Roland Faber, Theology, Claremont

December 3, 2010

11:32. Higgins introduces Faber, who’s one of the main people behind the Whitehead culture here at Claremont.

11:32. Faber was stumbling over Harman’s “Vicarious Causation” essay. It touched him in a way that was going way beyond intellectual argumentation. [Note: aw, shucks.] Something in it had a poetic quality that he found very moving. “Soul meditation” came to his mind when reading that text. It put him into a strange land. It was a Whiteheadian conjunction. There was a kind of religion to it that was not necessarily human, sort of like zazen in Zen.

11:35. Maybe we are only touched from within by what Harman calls the “molten core” of objects. This world of Harman’s is a world of objects that asks about how things can touch. It gives an ontology of touch without special entities such as God. Harman avoids “theological high-checking” and also avoids naturalism. [note: had no idea Faber was going to talk about my essay; big disarming surprise; papers were sent out beforehand but I had no time to read any of them and decided I would be surprised while hearing them instead]
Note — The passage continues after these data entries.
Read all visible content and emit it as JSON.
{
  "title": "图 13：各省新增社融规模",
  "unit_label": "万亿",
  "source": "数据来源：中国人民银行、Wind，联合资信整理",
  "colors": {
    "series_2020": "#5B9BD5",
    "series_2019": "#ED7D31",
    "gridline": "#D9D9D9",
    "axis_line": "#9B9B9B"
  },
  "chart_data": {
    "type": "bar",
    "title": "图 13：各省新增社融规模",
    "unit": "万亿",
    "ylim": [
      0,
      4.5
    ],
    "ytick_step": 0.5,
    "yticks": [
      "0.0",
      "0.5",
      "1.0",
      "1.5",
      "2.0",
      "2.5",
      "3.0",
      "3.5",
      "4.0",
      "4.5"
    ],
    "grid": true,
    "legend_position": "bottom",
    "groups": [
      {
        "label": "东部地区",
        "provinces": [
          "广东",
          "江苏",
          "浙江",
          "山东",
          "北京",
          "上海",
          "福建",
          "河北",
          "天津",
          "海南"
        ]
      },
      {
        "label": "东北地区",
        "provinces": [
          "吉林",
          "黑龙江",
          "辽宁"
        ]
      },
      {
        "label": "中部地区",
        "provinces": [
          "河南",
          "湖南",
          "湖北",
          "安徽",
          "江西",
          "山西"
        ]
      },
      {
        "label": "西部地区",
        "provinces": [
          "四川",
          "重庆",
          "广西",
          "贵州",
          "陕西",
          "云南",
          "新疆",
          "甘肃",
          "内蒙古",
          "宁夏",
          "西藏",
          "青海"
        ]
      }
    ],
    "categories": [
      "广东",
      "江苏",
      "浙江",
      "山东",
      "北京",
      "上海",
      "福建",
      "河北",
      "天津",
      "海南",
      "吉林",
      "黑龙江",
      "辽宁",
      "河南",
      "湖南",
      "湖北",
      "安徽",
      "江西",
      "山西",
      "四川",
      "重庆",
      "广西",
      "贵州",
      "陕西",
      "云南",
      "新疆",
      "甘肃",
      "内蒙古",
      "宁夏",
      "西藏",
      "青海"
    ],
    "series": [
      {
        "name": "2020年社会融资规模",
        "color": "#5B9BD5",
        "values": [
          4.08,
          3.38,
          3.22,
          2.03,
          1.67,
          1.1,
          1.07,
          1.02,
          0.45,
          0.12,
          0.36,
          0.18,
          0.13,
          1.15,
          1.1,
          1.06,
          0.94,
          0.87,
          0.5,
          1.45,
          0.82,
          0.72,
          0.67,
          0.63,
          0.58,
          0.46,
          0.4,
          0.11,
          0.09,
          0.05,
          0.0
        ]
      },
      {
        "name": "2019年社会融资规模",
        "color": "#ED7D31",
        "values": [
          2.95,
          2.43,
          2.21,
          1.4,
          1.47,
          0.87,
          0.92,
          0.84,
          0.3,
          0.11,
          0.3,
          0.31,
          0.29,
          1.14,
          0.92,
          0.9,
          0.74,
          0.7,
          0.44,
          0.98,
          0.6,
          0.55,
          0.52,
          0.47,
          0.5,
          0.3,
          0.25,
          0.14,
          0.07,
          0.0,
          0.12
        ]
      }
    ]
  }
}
11:36. We cannot grasp things, but allude to their inwardness. Harman’s concept of allusion reminds him of Whitehead’s concept of speculation.

11:37. Harman’s occasionalism, hinting at Malebranche and al-Ghazali. Comparison of Harman’s occasionalism with Whitehead’s. Both have too little sympathy for the theological side of the problem.

11:38. Vicarious causation is a brilliant concept.

11: 38. Harman vs. “the dull realism of mindless atoms and billiard balls”, and in favor of the “duel between canaries, earthquakes, tar, etc.”, whose poetry Faber likes and sees as comparable to Whitehead’s own.

11:40. Harman’s speculative realism resonates with Whitehead’s provisional realism.

11:40. Now a disturbing departure of Harman from Whitehead. Harman denies that entities are naturally connected with each other. He defends vicarious touch without touch.

11:41. Whitehead understands relation as a warrant of universality throughout all experience.

11:41. Whitehead precludes what Harman affirms: that objects are cut off from each other.

11:42. For Harman, real objects have no realism and for the most part don’t even seek them. Utilizing Heidegger’s tool-analysis, he says that objets withdraw from contact.

11:42. Would Whitehead disagree? Judging from his abandonment of substance, absolutely so. However, this is merely an obvious level of the analysis.

11:43. Whitehead does not defend a mirror-like holism as Harman claims; Foucault does.

11:43. Like Whitehead, Harman asks the profound question of how one substance can exist in another substance.

11:44. Harman extracts the distinction between real and sensual objects from an empiricist world. Under Harman’s wizard wand, both Husserl and Heidegger turn into realists. Husserl’s human I becomes the place where sensual objects exist on the interior of an entity.

11:45. Harman’s philosophy= anthropo-de-centrism.

11:45. Harman turns causality into a kind of formal causality.

11:46. Objects by relating enter modally into a new object, à la Whitehead’s subjective form.

11:47. Door left open for solipsism? Maybe no real objects, but only projections of our sensual objects. Harman tries to escape this calamity by separating the real from the sensual, and here is the connection with Levi Bryant’s paper (Faber looks over at Levi to his right).

11:48. Harman dissociates essential qualities from essence. [not sure I get this; will have to read Faber’s paper]

11:49. By contrast, Whitehead abandons substance. Whitehead’s symbolism is the counterpart of Harman’s allure. The difference is that Whitehead’s symbolism does not point to a substantial je ne sais quoi, which has no place in his philosophy.

11:51. Whitehead’s God is not a cause, but causes nothing. Harman admits that substance as inaccessible essence is based on a theological conception. Harman follows al-Ghazali’s theological concept of God’s absolutely unknowable essence.

11:51. Difference of al-Ghazali from Malebranche. Malebranche leaves room for physical causality, but for al-Ghazali it is “Bism Allah Al Rahman Al Raheem.” (In the Name of Allah the Most Gracious the Most Compassionate). Islamic aspect of Harman’s philosophy.

11:54. Maybe the contrast between Harman and Whitehead is a too little or a too much.

11:55. For touch to happen, the hidden depth of self is irreplaceable.

11:56. We should not privilege Western thinkers. al-‘Arabi was an Andalusian Muslim, Derrida a Sephardic Jew.

11:57. Harman teaches close to al-Azhar [note: I live a 10-minute taxi ride from al-Azhar], and it’s good that he draws on Islamic occasionalism rather than French sources. Whitehead also gestured toward Indian and Chinese thought.

11:59. Faber praises Nicholas of Cusa’s doctora ignorantia or learned ignorance.